Andábamos por las veredas, un rato cada uno de los amigos, sorteando las
personas que pasaban y rezongaban por temor a ser atropelladas.
Los niños más creativos armaban un cine con cajas y papeles
a los que pegaban figuras. Con ello armaban relatos que contaban en reuniones
preparadas con invitaciones. Se cobraba una entrada para comprar masitas y
bebidas que se compartían.
Los días de lluvia o mucho frío nos quedábamos en casa y
aparecían las muñecas, las cocinitas, algunos alimentos y jugábamos, durante
horas, a la “mamá”. A veces, llegaba el “doctor” para los muñecos. Para los más
grandes estaban los juegos de mesa: los naipes, el ajedrez, el dominó, las
damas, el juego de la oca, los palitos chinos, otros para armar y desarmar con
gran cantidad de piezas. El “cerebro mágico” era un juego de preguntas y
respuestas para pensar y aprender. Uno de los más cotizados era “El
estanciero”, que consistía en la compra y venta de campos de variado número de
hectáreas y con un Banco establecido para las operaciones financieras.
Pasábamos largas horas muy entusiasmados y entretenidos.

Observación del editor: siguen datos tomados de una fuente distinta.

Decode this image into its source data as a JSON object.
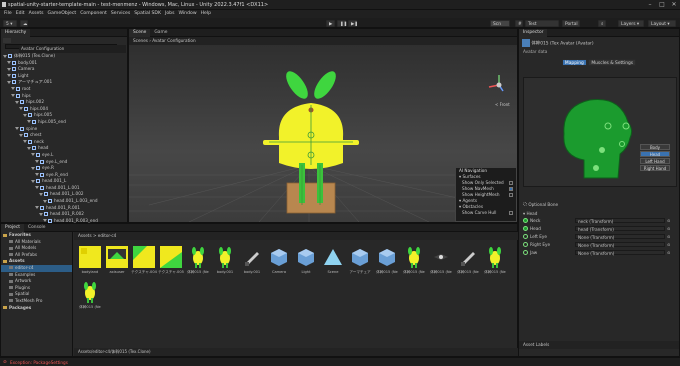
{
  "window": {
    "title": "spatial-unity-starter-template-main - test-menmenz - Windows, Mac, Linux - Unity 2022.3.47f1 <DX11>"
  },
  "menu": [
    "File",
    "Edit",
    "Assets",
    "GameObject",
    "Component",
    "Services",
    "Spatial SDK",
    "Jobs",
    "Window",
    "Help"
  ],
  "toolbar": {
    "account": "5",
    "layers": "Layers",
    "layout": "Layout",
    "cloud": "Test Package",
    "portal": "Portal",
    "scene_btn": "Scn",
    "tools": [
      "Pivot",
      "Global"
    ],
    "scene_view_mode": "2D"
  },
  "hierarchy": {
    "tab": "Hierarchy",
    "search_placeholder": "All",
    "rows": [
      {
        "text": "体幹015 (Tex.Clone)",
        "indent": 0
      },
      {
        "text": "body.001",
        "indent": 1
      },
      {
        "text": "Camera",
        "indent": 1
      },
      {
        "text": "Light",
        "indent": 1
      },
      {
        "text": "アーマチュア.001",
        "indent": 1
      },
      {
        "text": "root",
        "indent": 2
      },
      {
        "text": "hips",
        "indent": 2
      },
      {
        "text": "hips.002",
        "indent": 3
      },
      {
        "text": "hips.004",
        "indent": 4
      },
      {
        "text": "hips.005",
        "indent": 5
      },
      {
        "text": "hips.005_end",
        "indent": 6
      },
      {
        "text": "spine",
        "indent": 3
      },
      {
        "text": "chest",
        "indent": 4
      },
      {
        "text": "neck",
        "indent": 5
      },
      {
        "text": "head",
        "indent": 6
      },
      {
        "text": "eye.L",
        "indent": 7
      },
      {
        "text": "eye.L_end",
        "indent": 8
      },
      {
        "text": "eye.R",
        "indent": 7
      },
      {
        "text": "eye.R_end",
        "indent": 8
      },
      {
        "text": "head.001_L",
        "indent": 7
      },
      {
        "text": "head.001_L.001",
        "indent": 8
      },
      {
        "text": "head.001_L.002",
        "indent": 9
      },
      {
        "text": "head.001_L.003_end",
        "indent": 10
      },
      {
        "text": "head.001_R.001",
        "indent": 8
      },
      {
        "text": "head.001_R.002",
        "indent": 9
      },
      {
        "text": "head.001_R.003_end",
        "indent": 10
      },
      {
        "text": "shoulder.L",
        "indent": 5
      },
      {
        "text": "upper_arm.L",
        "indent": 6
      },
      {
        "text": "forearm.L",
        "indent": 7
      }
    ]
  },
  "scene": {
    "tabs": [
      "Scene",
      "Game"
    ],
    "breadcrumb": [
      "Scenes",
      "Avatar Configuration"
    ],
    "pivot": "Pivot",
    "global": "Global",
    "persp_label": "< Front",
    "overlay": {
      "title": "AI Navigation",
      "sections": [
        {
          "heading": "Surfaces",
          "items": [
            [
              "Show Only Selected",
              false
            ],
            [
              "Show NavMesh",
              true
            ],
            [
              "Show HeightMesh",
              false
            ]
          ]
        },
        {
          "heading": "Agents",
          "items": []
        },
        {
          "heading": "Obstacles",
          "items": [
            [
              "Show Carve Hull",
              false
            ]
          ]
        }
      ]
    }
  },
  "project": {
    "tabs": [
      "Project",
      "Console"
    ],
    "sidebar": [
      {
        "text": "Favorites",
        "bold": true,
        "indent": 0
      },
      {
        "text": "All Materials",
        "indent": 1
      },
      {
        "text": "All Models",
        "indent": 1
      },
      {
        "text": "All Prefabs",
        "indent": 1
      },
      {
        "text": "Assets",
        "bold": true,
        "indent": 0
      },
      {
        "text": "editor-c4",
        "indent": 1,
        "selected": true
      },
      {
        "text": "Examples",
        "indent": 1
      },
      {
        "text": "Artwork",
        "indent": 1
      },
      {
        "text": "Plugins",
        "indent": 1
      },
      {
        "text": "Spatial",
        "indent": 1
      },
      {
        "text": "TextMesh Pro",
        "indent": 1
      },
      {
        "text": "Packages",
        "bold": true,
        "indent": 0
      }
    ],
    "breadcrumb": "Assets > editor-c4",
    "assets": [
      {
        "label": "bodyland",
        "kind": "yellow-tex"
      },
      {
        "label": "axisuser",
        "kind": "yellow-dark"
      },
      {
        "label": "テクスチャ.004",
        "kind": "green-yellow"
      },
      {
        "label": "テクスチャ.005",
        "kind": "green-yellow2"
      },
      {
        "label": "体幹015 (Ne",
        "kind": "char"
      },
      {
        "label": "body.001",
        "kind": "char"
      },
      {
        "label": "body.001",
        "kind": "knife"
      },
      {
        "label": "Camera",
        "kind": "cube"
      },
      {
        "label": "Light",
        "kind": "cube"
      },
      {
        "label": "Scene",
        "kind": "tri"
      },
      {
        "label": "アーマチュア",
        "kind": "cube"
      },
      {
        "label": "体幹015 (Ne",
        "kind": "cube"
      },
      {
        "label": "体幹015 (Ne",
        "kind": "char"
      },
      {
        "label": "体幹015 (Ne",
        "kind": "bow"
      },
      {
        "label": "体幹015 (Ne",
        "kind": "knife"
      },
      {
        "label": "体幹015 (Ne",
        "kind": "char"
      },
      {
        "label": "体幹015 (Ne",
        "kind": "char"
      }
    ],
    "footer_path": "Assets/editor-c4/体幹015 (Tex.Clone)"
  },
  "inspector": {
    "tab": "Inspector",
    "title": "体幹015 (Tex Avatar (Avatar)",
    "subtitle": "Avatar data",
    "mode_tabs": [
      "Mapping",
      "Muscles & Settings"
    ],
    "body_buttons": [
      "Body",
      "Head",
      "Left Hand",
      "Right Hand"
    ],
    "optional_bone": "Optional Bone",
    "section": "Head",
    "bones": [
      {
        "name": "Neck",
        "value": "neck (Transform)"
      },
      {
        "name": "Head",
        "value": "head (Transform)"
      },
      {
        "name": "Left Eye",
        "value": "None (Transform)"
      },
      {
        "name": "Right Eye",
        "value": "None (Transform)"
      },
      {
        "name": "Jaw",
        "value": "None (Transform)"
      }
    ],
    "footer": "Asset Labels",
    "colors": {
      "head_green": "#1b9b2e",
      "accent": "#3a72b0"
    }
  },
  "status": {
    "error": "Exception: PackageSettings"
  }
}
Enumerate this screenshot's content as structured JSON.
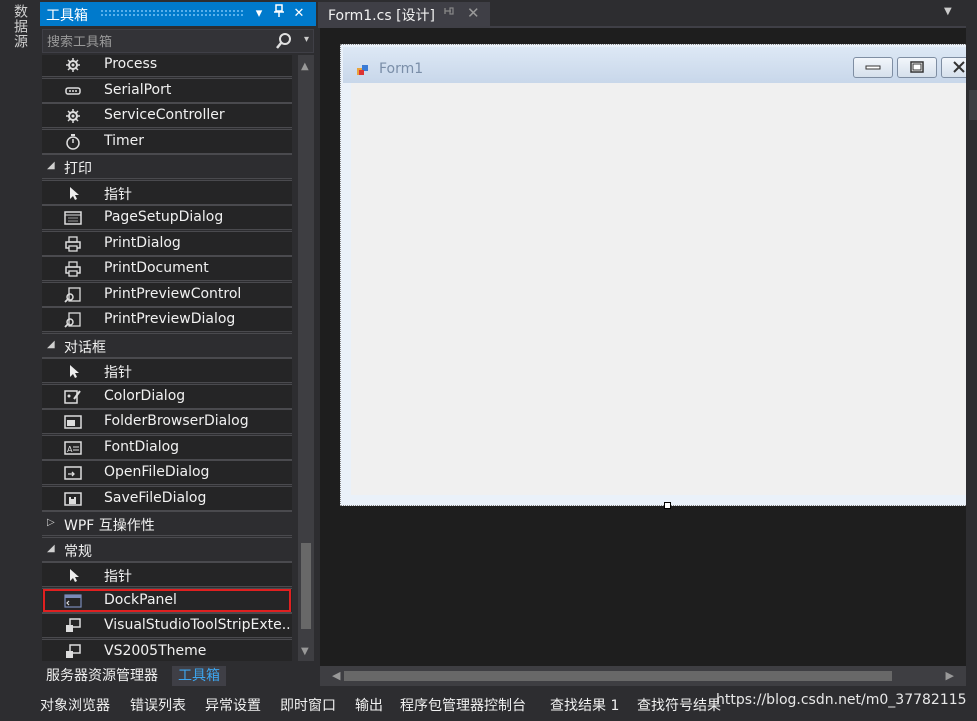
{
  "sidebar_left": {
    "tab_label": "数据源"
  },
  "toolbox": {
    "title": "工具箱",
    "search_placeholder": "搜索工具箱",
    "items": [
      {
        "label": "Process",
        "type": "item",
        "icon": "gear-icon"
      },
      {
        "label": "SerialPort",
        "type": "item",
        "icon": "serial-port-icon"
      },
      {
        "label": "ServiceController",
        "type": "item",
        "icon": "gear-icon"
      },
      {
        "label": "Timer",
        "type": "item",
        "icon": "stopwatch-icon"
      },
      {
        "label": "打印",
        "type": "category",
        "expanded": true
      },
      {
        "label": "指针",
        "type": "item",
        "icon": "pointer-icon"
      },
      {
        "label": "PageSetupDialog",
        "type": "item",
        "icon": "page-setup-icon"
      },
      {
        "label": "PrintDialog",
        "type": "item",
        "icon": "printer-icon"
      },
      {
        "label": "PrintDocument",
        "type": "item",
        "icon": "printer-icon"
      },
      {
        "label": "PrintPreviewControl",
        "type": "item",
        "icon": "print-preview-icon"
      },
      {
        "label": "PrintPreviewDialog",
        "type": "item",
        "icon": "print-preview-icon"
      },
      {
        "label": "对话框",
        "type": "category",
        "expanded": true
      },
      {
        "label": "指针",
        "type": "item",
        "icon": "pointer-icon"
      },
      {
        "label": "ColorDialog",
        "type": "item",
        "icon": "color-dialog-icon"
      },
      {
        "label": "FolderBrowserDialog",
        "type": "item",
        "icon": "folder-dialog-icon"
      },
      {
        "label": "FontDialog",
        "type": "item",
        "icon": "font-dialog-icon"
      },
      {
        "label": "OpenFileDialog",
        "type": "item",
        "icon": "open-file-icon"
      },
      {
        "label": "SaveFileDialog",
        "type": "item",
        "icon": "save-file-icon"
      },
      {
        "label": "WPF 互操作性",
        "type": "category",
        "expanded": false
      },
      {
        "label": "常规",
        "type": "category",
        "expanded": true
      },
      {
        "label": "指针",
        "type": "item",
        "icon": "pointer-icon"
      },
      {
        "label": "DockPanel",
        "type": "item",
        "icon": "dock-panel-icon",
        "selected": true
      },
      {
        "label": "VisualStudioToolStripExte...",
        "type": "item",
        "icon": "component-icon"
      },
      {
        "label": "VS2005Theme",
        "type": "item",
        "icon": "component-icon"
      }
    ],
    "bottom_tabs": [
      "服务器资源管理器",
      "工具箱"
    ],
    "active_tab": "工具箱"
  },
  "document": {
    "tab_label": "Form1.cs [设计]",
    "form_title": "Form1"
  },
  "bottom_bar": {
    "tabs": [
      "对象浏览器",
      "错误列表",
      "异常设置",
      "即时窗口",
      "输出",
      "程序包管理器控制台",
      "查找结果 1",
      "查找符号结果"
    ]
  },
  "watermark": "https://blog.csdn.net/m0_37782115",
  "colors": {
    "accent": "#007acc",
    "background": "#2d2d30",
    "list_bg": "#252526",
    "selection_outline": "#e02020",
    "form_bg": "#f0f0f0"
  }
}
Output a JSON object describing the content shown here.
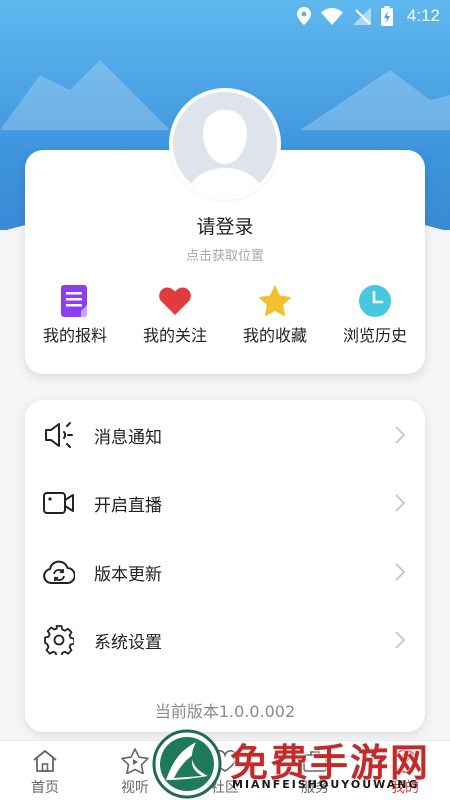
{
  "status_bar": {
    "time": "4:12"
  },
  "profile": {
    "login_label": "请登录",
    "location_label": "点击获取位置",
    "quick_actions": [
      {
        "label": "我的报料",
        "icon": "document-icon",
        "color": "#8b3ff0"
      },
      {
        "label": "我的关注",
        "icon": "heart-icon",
        "color": "#e23b3b"
      },
      {
        "label": "我的收藏",
        "icon": "star-icon",
        "color": "#f2c22e"
      },
      {
        "label": "浏览历史",
        "icon": "clock-icon",
        "color": "#45c8e0"
      }
    ]
  },
  "menu": {
    "items": [
      {
        "label": "消息通知",
        "icon": "speaker-icon"
      },
      {
        "label": "开启直播",
        "icon": "video-camera-icon"
      },
      {
        "label": "版本更新",
        "icon": "cloud-refresh-icon"
      },
      {
        "label": "系统设置",
        "icon": "gear-icon"
      }
    ],
    "version": "当前版本1.0.0.002"
  },
  "tabbar": {
    "tabs": [
      {
        "label": "首页",
        "icon": "home-icon"
      },
      {
        "label": "视听",
        "icon": "play-star-icon"
      },
      {
        "label": "社区",
        "icon": "community-icon"
      },
      {
        "label": "服务",
        "icon": "service-icon"
      },
      {
        "label": "我的",
        "icon": "profile-icon",
        "active": true
      }
    ]
  },
  "watermark": {
    "title": "免费手游网",
    "subtitle": "MIANFEISHOUYOUWANG"
  },
  "colors": {
    "header_blue": "#3d93dc",
    "active_tab": "#e23b3b"
  }
}
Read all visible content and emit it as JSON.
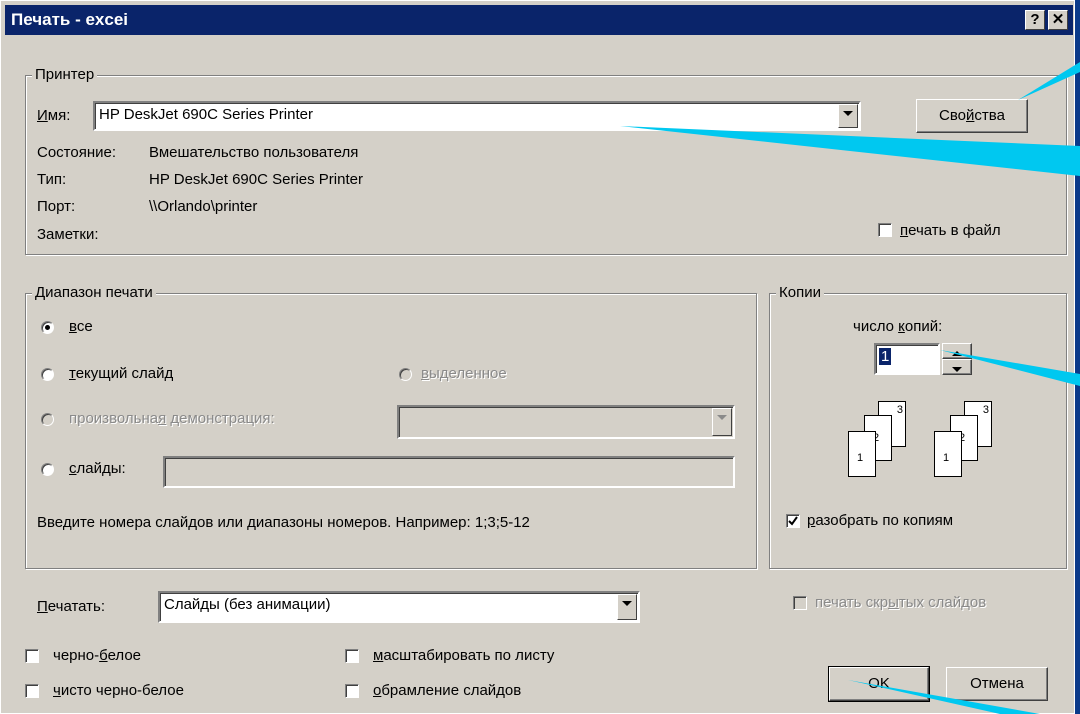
{
  "window": {
    "title": "Печать - excei",
    "help_label": "?",
    "close_label": "✕"
  },
  "printer": {
    "legend": "Принтер",
    "name_label": "Имя:",
    "name_value": "HP DeskJet 690C Series Printer",
    "properties_button": "Свойства",
    "status_label": "Состояние:",
    "status_value": "Вмешательство пользователя",
    "type_label": "Тип:",
    "type_value": "HP DeskJet 690C Series Printer",
    "port_label": "Порт:",
    "port_value": "\\\\Orlando\\printer",
    "notes_label": "Заметки:",
    "print_to_file_label": "печать в файл",
    "print_to_file_checked": false
  },
  "range": {
    "legend": "Диапазон печати",
    "all_label": "все",
    "current_slide_label": "текущий слайд",
    "selection_label": "выделенное",
    "custom_show_label": "произвольная демонстрация:",
    "slides_label": "слайды:",
    "slides_value": "",
    "hint": "Введите номера слайдов или диапазоны номеров. Например: 1;3;5-12",
    "selected": "all"
  },
  "copies": {
    "legend": "Копии",
    "count_label": "число копий:",
    "count_value": "1",
    "collate_label": "разобрать по копиям",
    "collate_checked": true,
    "page_numbers": [
      "1",
      "2",
      "3"
    ]
  },
  "print_what": {
    "label": "Печатать:",
    "value": "Слайды (без анимации)"
  },
  "options": {
    "print_hidden_label": "печать скрытых слайдов",
    "bw_label": "черно-белое",
    "pure_bw_label": "чисто черно-белое",
    "scale_label": "масштабировать по листу",
    "frame_label": "обрамление слайдов"
  },
  "buttons": {
    "ok": "OK",
    "cancel": "Отмена"
  },
  "colors": {
    "background": "#0b3a8a",
    "dialog": "#d4d0c8",
    "titlebar": "#0a246a",
    "callout": "#00c8f0"
  }
}
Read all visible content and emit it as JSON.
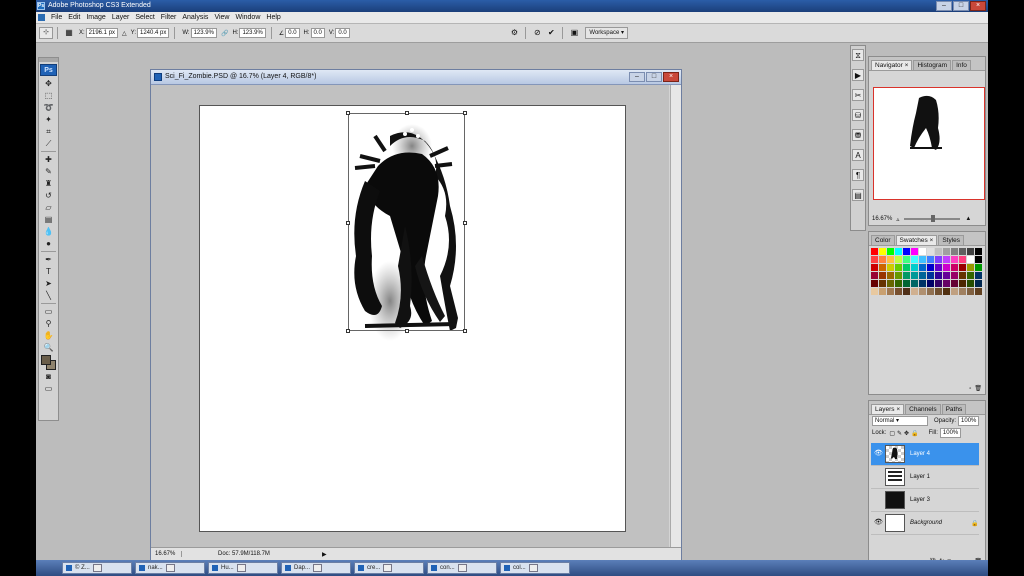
{
  "window": {
    "title": "Adobe Photoshop CS3 Extended"
  },
  "menu": [
    "File",
    "Edit",
    "Image",
    "Layer",
    "Select",
    "Filter",
    "Analysis",
    "View",
    "Window",
    "Help"
  ],
  "options": {
    "x_label": "X:",
    "x_value": "2196.1 px",
    "y_label": "Y:",
    "y_value": "1240.4 px",
    "w_label": "W:",
    "w_value": "123.9%",
    "h_label": "H:",
    "h_value": "123.9%",
    "rot_value": "0.0",
    "hskew_label": "H:",
    "hskew_value": "0.0",
    "vskew_label": "V:",
    "vskew_value": "0.0",
    "workspace_label": "Workspace"
  },
  "toolbox": {
    "logo": "Ps"
  },
  "document": {
    "title": "Sci_Fi_Zombie.PSD @ 16.7% (Layer 4, RGB/8*)",
    "zoom": "16.67%",
    "doc_info": "Doc: 57.9M/118.7M"
  },
  "navigator": {
    "tabs": [
      "Navigator",
      "Histogram",
      "Info"
    ],
    "zoom": "16.67%"
  },
  "color_panel": {
    "tabs": [
      "Color",
      "Swatches",
      "Styles"
    ],
    "swatches": [
      "#ff0000",
      "#ffff00",
      "#00ff00",
      "#00ffff",
      "#0000ff",
      "#ff00ff",
      "#ffffff",
      "#e0e0e0",
      "#c0c0c0",
      "#a0a0a0",
      "#808080",
      "#606060",
      "#404040",
      "#000000",
      "#ff4040",
      "#ff8040",
      "#ffc040",
      "#c0ff40",
      "#40ff80",
      "#40ffff",
      "#40c0ff",
      "#4080ff",
      "#8040ff",
      "#c040ff",
      "#ff40c0",
      "#ff4080",
      "#ffffff",
      "#000000",
      "#cc0000",
      "#cc6600",
      "#cccc00",
      "#66cc00",
      "#00cc66",
      "#00cccc",
      "#0066cc",
      "#0000cc",
      "#6600cc",
      "#cc00cc",
      "#cc0066",
      "#990000",
      "#999900",
      "#009900",
      "#990033",
      "#993300",
      "#996600",
      "#669900",
      "#009966",
      "#009999",
      "#006699",
      "#003399",
      "#330099",
      "#660099",
      "#990066",
      "#663300",
      "#336600",
      "#003366",
      "#660000",
      "#663300",
      "#666600",
      "#336600",
      "#006633",
      "#006666",
      "#003366",
      "#000066",
      "#330066",
      "#660066",
      "#660033",
      "#4d2600",
      "#264d00",
      "#00264d",
      "#e8c9a0",
      "#c9a070",
      "#a07850",
      "#785030",
      "#503018",
      "#d0b090",
      "#b09070",
      "#907050",
      "#705030",
      "#503010",
      "#c0a080",
      "#a08060",
      "#806040",
      "#604020"
    ]
  },
  "layers": {
    "tabs": [
      "Layers",
      "Channels",
      "Paths"
    ],
    "blend_mode": "Normal",
    "opacity_label": "Opacity:",
    "opacity": "100%",
    "lock_label": "Lock:",
    "fill_label": "Fill:",
    "fill": "100%",
    "items": [
      {
        "name": "Layer 4",
        "visible": true,
        "selected": true
      },
      {
        "name": "Layer 1",
        "visible": false,
        "selected": false
      },
      {
        "name": "Layer 3",
        "visible": false,
        "selected": false
      },
      {
        "name": "Background",
        "visible": true,
        "selected": false
      }
    ]
  },
  "taskbar": {
    "items": [
      "© Z...",
      "nak...",
      "Hu...",
      "Dap...",
      "cre...",
      "con...",
      "col..."
    ]
  }
}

Jamás dijimos que nos encontrábamos aburridos. Eso sí, nos molestaba cuando, en
medio de nuestros juegos, nos llamaban para hacer algún mandado.
¿Éramos felices? No sé. Estas cuestiones no nos preocupaban.
Vivíamos cuidados por los mayores, con los medios que teníamos y creciendo
entre niños de distintas edades y clases sociales.
Añoro
nuestra infancia, si la comparo con la niñez actual a la que le toca vivir los
rápidos cambios de nuestra sociedad consumista y tecnológica.